On 1st July 2017, one of the biggest tax reforms in the country came into action. Though there was a lot of hype about the same, the common people failed to get the zest of the topic. Most of them worried about the impact it could have on their lives. After demonetization, it was another big move by the largest democratic government in the world. Banks plays major role in MSME growth.
What is GST?
GST the acronym for Goods and Services Tax, is applicable on supply of goods and services. It is a unified taxing system that would replace the current taxes of excise, VAT and service tax.
The main aspiration of GST is to simplify tax hurdles for the entire economy. In the earlier scenario, there were different VAT laws in different states which posed difficulty in interstate transactions. Most businesses have to pay and comply with 3 different taxes – excise, VAT, and service tax.
GST will bring uniform taxation across the country and allow full tax credit from the procurement of inputs and capital goods which can later be set off against GST output liability. This reform gives equal footing to the big enterprises as well as SMEs.
As every coin has two sides, GST too came with its own benefits and laybacks. While there was some reduction of taxes in certain sectors, the rest faced an upsurge. However, this might enlighten some minds to know that concept of unified taxation is no alien; this has been implemented successfully in several other countries. But the economic scenario of India is quite different from those nations and this brings the big question of how India will tackle this change.
It won’t be wrong to quote that the implementation of GST has shaken the financial world posing a great impact on every sector. The banking sector has also got its share of the blow.
GST Impact on SMEs and credit growth
It is speculated that GST has made banking services more expensive. The most striking impact was on deployment of the ATM which has become more expensive now with a tax rate of 28% imposed on it. However, there is a bright side to the chapter of GST as well. With the digitalization initiative, now there will be transparency in business information and taxation details.
The moneylenders are hopeful with the single producer tax imposed which would definitely create a common market across India thus boosting credit growth. Earlier getting a loan for financing micro and small scale industries was a big nightmare. The accounted loan sanctioned in this section was just 0.1%.
In India, there are numerous SMEs, start-ups and growing businesses that need financial support the most, but the banks failed to play their role of lending money here. Here are some of the obstacles that kept the banks away from extending their helping hand to the needy businesses:
- Lack of Financial Information: The financial information presented by the SMEs is not adequate, even their legitimacy is questionable at times. This is the biggest reason that makes the bank turn their back to the pleas of these business ventures.
- No Track Record : Young businesses fail to present a sustainable track record and banks rely on the history to process the loan
- Lack of Security: Banks need to scrutinize a lot of things before releasing the funds to make sure that the banks don’t incur loss.
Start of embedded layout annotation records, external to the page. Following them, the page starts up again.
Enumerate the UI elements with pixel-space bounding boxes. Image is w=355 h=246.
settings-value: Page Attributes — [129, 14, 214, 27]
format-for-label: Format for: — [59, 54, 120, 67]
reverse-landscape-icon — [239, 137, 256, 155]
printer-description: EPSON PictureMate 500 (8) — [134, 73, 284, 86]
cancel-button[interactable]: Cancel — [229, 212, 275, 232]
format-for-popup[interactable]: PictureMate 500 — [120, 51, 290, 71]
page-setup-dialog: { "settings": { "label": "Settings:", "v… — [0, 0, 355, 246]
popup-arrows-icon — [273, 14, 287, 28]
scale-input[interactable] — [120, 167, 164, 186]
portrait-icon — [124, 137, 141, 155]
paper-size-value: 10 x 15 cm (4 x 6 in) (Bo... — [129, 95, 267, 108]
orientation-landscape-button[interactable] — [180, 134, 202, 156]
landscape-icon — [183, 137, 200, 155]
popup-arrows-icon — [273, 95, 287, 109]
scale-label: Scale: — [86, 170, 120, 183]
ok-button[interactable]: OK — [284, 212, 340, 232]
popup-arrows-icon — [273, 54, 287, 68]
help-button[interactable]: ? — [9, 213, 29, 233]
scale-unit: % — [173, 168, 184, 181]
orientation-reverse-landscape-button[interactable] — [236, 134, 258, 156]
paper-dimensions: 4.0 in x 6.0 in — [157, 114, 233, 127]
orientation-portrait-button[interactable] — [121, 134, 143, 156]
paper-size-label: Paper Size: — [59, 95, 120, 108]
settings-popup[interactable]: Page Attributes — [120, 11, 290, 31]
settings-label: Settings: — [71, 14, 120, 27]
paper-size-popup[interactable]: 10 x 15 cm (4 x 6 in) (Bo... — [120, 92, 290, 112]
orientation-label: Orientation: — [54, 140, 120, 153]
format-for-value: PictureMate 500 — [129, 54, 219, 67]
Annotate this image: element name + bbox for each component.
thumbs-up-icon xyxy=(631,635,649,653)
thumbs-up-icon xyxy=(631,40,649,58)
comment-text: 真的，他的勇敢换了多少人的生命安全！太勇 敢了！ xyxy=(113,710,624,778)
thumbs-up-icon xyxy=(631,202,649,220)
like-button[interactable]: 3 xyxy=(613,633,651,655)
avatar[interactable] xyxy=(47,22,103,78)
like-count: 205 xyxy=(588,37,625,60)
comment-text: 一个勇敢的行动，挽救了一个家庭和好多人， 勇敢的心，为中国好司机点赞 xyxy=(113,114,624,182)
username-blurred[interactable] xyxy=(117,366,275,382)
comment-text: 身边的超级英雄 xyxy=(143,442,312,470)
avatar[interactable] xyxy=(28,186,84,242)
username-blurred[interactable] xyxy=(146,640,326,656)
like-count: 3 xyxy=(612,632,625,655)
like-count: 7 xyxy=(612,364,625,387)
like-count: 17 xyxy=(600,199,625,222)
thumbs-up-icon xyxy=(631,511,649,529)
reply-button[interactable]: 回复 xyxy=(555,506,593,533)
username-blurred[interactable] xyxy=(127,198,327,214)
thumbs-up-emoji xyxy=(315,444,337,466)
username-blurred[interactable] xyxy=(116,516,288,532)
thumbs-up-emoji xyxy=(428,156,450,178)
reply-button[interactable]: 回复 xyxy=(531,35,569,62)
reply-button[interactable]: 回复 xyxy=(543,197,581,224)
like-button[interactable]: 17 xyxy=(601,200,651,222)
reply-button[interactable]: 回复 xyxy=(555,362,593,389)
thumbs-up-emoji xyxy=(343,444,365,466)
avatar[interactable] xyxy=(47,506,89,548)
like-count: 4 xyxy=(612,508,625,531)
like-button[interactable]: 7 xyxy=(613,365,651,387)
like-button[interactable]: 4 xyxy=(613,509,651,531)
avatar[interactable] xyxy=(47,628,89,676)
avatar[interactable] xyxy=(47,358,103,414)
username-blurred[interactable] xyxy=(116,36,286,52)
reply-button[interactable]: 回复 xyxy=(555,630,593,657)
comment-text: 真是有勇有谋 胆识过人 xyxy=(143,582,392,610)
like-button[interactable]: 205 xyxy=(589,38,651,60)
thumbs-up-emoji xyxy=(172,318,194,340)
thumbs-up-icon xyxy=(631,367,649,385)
In case of SMEs the uncertainty is huge, so they need some kind of guarantee to ensure the payback.
How GST tackled this scenario?
With the implementation of GST, the detailed information of the businesses and taxes would be available in an electronic format and it would be much easier for the banks to process the loans for SMEs and self-employed portfolios. Once the full cycle of data is available and the bank could ascertain the legitimacy then there will definitely be acceleration in the credit growth of these segments.
GST opted for a unifying tax replacing the existing multitude of taxes. Earlier there were numerous taxes applied on a single item like service tax and excise duties for central and state taxes, such as octroi, entry tax and VAT. The picture of the banking industry was also somewhat similar. But now the service taxes that were applicable on almost all banking services, are going to be absorbed in the GST: Hence, the rate of the levy has gone up from 15% to 18%, but the impulse remains almost the same.
What’s the Banker’s say?
HDFC bank chairperson Shyamala Gopinath quoted “Some traction in government-led infrastructure investments, partly by restarting stalled projects could help turnaround domestic credit growth,”
The thoughts of Axis Bank, ED, Rajiv Anand also resonates with same frequency. He stated “What GST will provide us is that for many of these smaller companies, we will have data: So, our ability to understand these businesses, and therefore, lend to them will improve dramatically. We tend to underestimate the ability of businesses to change as circumstances change and many of these businesses will change, given the fact that it has become much more expensive to do business in cash.”
Business in India
Easy funding and bank support would encourage people to start their own business. The initiatives taken by the government like start up India, women entrepreneur and digital India will see a new dawn. The forecasts say that the coming era would belong to the business minded people and more and more crowd would move towards self employment rather than opting for the conventional 9 to 5 job.
GST is definitely a big game changer. The SMEs should buckle up and start investing in the right accounting software and keep a good discipline to record the transactions. This would prove to be a big boon in terms of getting back TDS and GST Payments in the GSTN linkages.
There are tremendous opportunities in India for business growth. The path for a better, prosperous India is paved and we have to take the steps forward.